By Lim Chang-won Posted : December 7, 2021, 14:42 Updated : December 7, 2021, 16:53

[Courtesy of the Korea Pharmaceutical and Bio-Pharma Manufacturers Association]

SEOUL -- Artificial intelligence reduces high development costs and analyzes data at a quick speed. However, the introduction of AI technology in the pharmaceutical industry is slow. Especially in South Korea, it is not easy to advance AI technology because data collected by medical institutions cannot be exchanged between pharmaceutical companies and public institutions due to institutional limitations.

As pharmaceutical companies are hesitant to introduce AI, the government should set effective utilization policies and industrial directions, said Kim Hwa-jong, a professor of computer and communications engineering who heads the Korea AI Center for Drug Discovery and Development (KAICD).

"The government's role is the most important.

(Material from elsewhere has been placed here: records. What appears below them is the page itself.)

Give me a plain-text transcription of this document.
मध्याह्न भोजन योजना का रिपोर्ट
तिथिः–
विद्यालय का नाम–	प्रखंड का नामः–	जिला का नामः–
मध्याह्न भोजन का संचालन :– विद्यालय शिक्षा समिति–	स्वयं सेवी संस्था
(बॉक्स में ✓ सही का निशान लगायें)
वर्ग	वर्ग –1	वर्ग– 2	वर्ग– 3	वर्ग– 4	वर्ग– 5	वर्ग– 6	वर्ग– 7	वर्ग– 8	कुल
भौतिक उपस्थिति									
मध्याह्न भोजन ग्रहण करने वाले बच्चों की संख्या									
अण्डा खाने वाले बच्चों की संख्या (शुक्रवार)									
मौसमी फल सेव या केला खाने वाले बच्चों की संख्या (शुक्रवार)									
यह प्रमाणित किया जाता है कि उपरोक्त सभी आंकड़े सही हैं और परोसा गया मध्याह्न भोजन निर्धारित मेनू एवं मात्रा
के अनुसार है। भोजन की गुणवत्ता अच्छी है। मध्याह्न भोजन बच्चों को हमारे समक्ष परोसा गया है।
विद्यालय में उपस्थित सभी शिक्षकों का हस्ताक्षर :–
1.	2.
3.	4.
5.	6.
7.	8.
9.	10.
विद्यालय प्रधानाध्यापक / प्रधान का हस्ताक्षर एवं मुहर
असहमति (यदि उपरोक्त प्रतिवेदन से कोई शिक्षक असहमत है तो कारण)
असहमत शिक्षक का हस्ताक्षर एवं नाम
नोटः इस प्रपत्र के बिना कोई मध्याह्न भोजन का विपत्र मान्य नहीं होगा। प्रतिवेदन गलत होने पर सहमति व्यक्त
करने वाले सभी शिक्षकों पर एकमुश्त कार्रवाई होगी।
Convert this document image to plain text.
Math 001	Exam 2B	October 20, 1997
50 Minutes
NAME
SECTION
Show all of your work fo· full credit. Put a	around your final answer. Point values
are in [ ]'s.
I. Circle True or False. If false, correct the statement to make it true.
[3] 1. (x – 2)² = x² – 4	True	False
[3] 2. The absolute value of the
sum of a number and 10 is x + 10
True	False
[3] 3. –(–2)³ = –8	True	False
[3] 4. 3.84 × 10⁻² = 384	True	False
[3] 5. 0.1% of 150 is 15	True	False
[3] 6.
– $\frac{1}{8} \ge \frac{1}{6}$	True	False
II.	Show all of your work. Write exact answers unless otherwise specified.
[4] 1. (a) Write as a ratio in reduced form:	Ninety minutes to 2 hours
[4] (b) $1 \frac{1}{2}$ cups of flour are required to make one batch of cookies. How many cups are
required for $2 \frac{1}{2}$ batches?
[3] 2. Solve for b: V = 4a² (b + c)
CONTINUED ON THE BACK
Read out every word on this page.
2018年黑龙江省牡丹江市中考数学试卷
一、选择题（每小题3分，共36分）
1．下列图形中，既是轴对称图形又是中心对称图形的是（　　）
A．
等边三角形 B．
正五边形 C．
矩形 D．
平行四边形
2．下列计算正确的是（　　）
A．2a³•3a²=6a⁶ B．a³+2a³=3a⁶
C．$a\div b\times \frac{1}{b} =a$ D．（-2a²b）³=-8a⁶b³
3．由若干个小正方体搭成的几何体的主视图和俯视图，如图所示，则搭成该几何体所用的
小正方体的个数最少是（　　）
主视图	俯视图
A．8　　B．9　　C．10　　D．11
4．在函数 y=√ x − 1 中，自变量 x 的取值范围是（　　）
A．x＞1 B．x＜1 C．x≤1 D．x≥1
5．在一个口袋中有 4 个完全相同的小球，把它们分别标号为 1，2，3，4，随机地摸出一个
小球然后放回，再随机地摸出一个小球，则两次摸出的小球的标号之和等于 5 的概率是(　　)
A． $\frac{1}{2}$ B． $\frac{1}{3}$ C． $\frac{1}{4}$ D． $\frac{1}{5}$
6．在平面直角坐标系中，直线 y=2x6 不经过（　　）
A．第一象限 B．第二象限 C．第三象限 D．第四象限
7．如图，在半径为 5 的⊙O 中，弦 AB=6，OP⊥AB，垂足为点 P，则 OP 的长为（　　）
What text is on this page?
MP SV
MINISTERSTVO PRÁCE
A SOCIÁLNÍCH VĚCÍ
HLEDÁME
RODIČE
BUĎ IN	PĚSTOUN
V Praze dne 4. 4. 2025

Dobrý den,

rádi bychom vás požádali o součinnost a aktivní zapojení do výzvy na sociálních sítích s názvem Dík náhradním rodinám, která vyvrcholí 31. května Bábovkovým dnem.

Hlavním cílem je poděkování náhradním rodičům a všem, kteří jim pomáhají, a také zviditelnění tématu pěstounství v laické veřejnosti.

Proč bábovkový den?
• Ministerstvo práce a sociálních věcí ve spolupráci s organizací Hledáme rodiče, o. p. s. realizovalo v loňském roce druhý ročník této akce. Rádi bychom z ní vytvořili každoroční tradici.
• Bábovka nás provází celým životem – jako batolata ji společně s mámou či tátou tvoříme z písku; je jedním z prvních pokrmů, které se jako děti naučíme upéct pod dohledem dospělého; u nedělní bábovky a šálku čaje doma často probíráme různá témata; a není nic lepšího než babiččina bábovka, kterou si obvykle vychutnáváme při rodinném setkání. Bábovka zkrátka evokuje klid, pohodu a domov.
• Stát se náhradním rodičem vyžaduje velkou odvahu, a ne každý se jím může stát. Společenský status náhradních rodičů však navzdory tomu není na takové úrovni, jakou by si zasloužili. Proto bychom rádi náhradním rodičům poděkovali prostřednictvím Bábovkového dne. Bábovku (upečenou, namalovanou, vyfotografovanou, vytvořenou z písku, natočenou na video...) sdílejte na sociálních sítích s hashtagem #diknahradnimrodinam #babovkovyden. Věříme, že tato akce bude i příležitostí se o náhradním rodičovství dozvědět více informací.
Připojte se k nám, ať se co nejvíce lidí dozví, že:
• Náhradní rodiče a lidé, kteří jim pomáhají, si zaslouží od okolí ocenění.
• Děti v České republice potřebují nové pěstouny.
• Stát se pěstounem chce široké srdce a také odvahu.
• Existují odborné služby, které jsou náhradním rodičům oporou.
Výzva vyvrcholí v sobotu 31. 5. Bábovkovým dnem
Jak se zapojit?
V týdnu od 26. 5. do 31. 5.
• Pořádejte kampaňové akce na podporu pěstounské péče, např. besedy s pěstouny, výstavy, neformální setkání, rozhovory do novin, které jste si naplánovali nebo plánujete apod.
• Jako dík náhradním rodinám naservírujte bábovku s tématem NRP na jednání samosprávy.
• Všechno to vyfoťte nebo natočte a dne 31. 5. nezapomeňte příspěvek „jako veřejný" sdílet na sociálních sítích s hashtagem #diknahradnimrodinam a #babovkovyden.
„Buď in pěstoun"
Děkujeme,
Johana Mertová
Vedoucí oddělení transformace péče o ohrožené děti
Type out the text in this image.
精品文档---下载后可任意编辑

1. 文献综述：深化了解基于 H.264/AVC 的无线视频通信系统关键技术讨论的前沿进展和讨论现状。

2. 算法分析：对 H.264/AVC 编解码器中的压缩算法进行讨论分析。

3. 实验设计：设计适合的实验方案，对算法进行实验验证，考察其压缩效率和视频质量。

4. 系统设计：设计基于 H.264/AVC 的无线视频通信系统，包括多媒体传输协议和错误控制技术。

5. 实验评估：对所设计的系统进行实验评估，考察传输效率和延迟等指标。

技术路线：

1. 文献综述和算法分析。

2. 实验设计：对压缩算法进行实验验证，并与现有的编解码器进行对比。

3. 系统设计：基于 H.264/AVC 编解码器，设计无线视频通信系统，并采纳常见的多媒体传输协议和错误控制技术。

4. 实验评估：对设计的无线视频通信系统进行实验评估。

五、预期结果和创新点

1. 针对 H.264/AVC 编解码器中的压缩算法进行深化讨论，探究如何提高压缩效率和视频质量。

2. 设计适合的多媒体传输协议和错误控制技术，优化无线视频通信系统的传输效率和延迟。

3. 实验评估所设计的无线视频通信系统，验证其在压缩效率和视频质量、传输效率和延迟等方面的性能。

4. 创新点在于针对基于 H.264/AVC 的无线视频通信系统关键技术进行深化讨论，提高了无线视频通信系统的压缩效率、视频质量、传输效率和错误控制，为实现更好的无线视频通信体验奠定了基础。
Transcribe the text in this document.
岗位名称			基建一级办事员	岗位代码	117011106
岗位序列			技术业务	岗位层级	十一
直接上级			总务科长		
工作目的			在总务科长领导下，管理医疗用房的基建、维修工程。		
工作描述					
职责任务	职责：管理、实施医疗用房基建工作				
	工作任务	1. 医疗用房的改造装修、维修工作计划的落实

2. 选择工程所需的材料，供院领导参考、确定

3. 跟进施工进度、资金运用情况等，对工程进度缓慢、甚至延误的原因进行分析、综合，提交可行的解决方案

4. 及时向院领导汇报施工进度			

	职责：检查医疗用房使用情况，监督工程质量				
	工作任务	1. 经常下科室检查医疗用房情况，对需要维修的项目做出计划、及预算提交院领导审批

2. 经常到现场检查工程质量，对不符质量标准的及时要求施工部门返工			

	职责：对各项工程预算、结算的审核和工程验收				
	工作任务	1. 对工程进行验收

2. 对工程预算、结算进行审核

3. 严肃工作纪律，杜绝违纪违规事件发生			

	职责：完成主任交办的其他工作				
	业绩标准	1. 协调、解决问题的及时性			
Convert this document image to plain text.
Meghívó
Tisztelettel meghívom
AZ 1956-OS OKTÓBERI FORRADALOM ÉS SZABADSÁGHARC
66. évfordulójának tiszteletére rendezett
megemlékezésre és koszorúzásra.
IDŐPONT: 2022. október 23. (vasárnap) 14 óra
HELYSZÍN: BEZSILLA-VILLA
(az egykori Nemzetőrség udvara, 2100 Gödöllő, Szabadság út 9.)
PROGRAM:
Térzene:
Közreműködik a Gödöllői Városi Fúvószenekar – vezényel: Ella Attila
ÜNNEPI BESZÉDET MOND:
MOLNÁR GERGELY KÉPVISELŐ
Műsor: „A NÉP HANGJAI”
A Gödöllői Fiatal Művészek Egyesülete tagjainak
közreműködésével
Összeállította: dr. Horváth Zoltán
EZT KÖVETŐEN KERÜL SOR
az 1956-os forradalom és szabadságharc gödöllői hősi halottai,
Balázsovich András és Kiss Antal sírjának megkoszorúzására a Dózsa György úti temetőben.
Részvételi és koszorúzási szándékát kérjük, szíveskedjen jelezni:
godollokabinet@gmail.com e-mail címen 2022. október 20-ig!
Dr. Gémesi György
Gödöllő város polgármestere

First of all, it is a representative area where private companies are not investing, and it is necessary to provide a method for actual data sharing," Kim said, calling for an ecosystem where AI venture companies can provide solutions and make money. "The introduction of AI is essential in terms of a big direction of technological change." 

Kim suggested that AI technology can be used extensively in the development of new drugs from the discovery of candidate substances to clinical trials. "New AI drug developers are focusing on introducing AI at the stage of discovering new drugs, such as discovering new targets that cause diseases and designing new compounds virtually."
In the preclinical and clinical stages, Kim said that AI can be introduced for experimental design, toxicity prediction, test automation, test optimization, factory manufacturing, and pharmacovigilance. "AI development is only in the beginning stage, and the scope and availability of AI technology in the future are expected to gradually accelerate through the interaction of analysis and data exchanges."

In particular, AI is more likely to produce results in the development of new drugs where it is difficult for humans to understand intermediate processes, Kim said, adding AI models will better predict biological, chemical, and medical phenomena that humans rarely understand. "AI algorithms used in the development of new drugs can accelerate the development stage of new drugs as they can explore nearly infinite substances and increase the probability of clinical success while spending less cost and time." 

The biggest obstacle, Kim said, is a limit to the performance of AI because data collected from various medical institutions cannot be exchanged. "A method of effectively sharing data held by medical institutions, public institutions, and pharmaceutical companies, respectively, is needed, and our center is trying to establish measures to solve such problems."

KAICD aims to help domestic companies incorporate AI into the process of developing new drugs, find more effective new drug candidates, and reduce the time and cost of developing new drugs. The center also helps pharmaceutical and bio companies find AI solutions. "Because AI models need to be applied to actual data to know their performance, it is difficult to determine the level of AI solution companies in advance. So KAICD serves as networking to connect companies that need AI solutions with solution providers."

(This story is based on an interview conducted by Aju Business Daily reporter Jeon Hwan-wook.)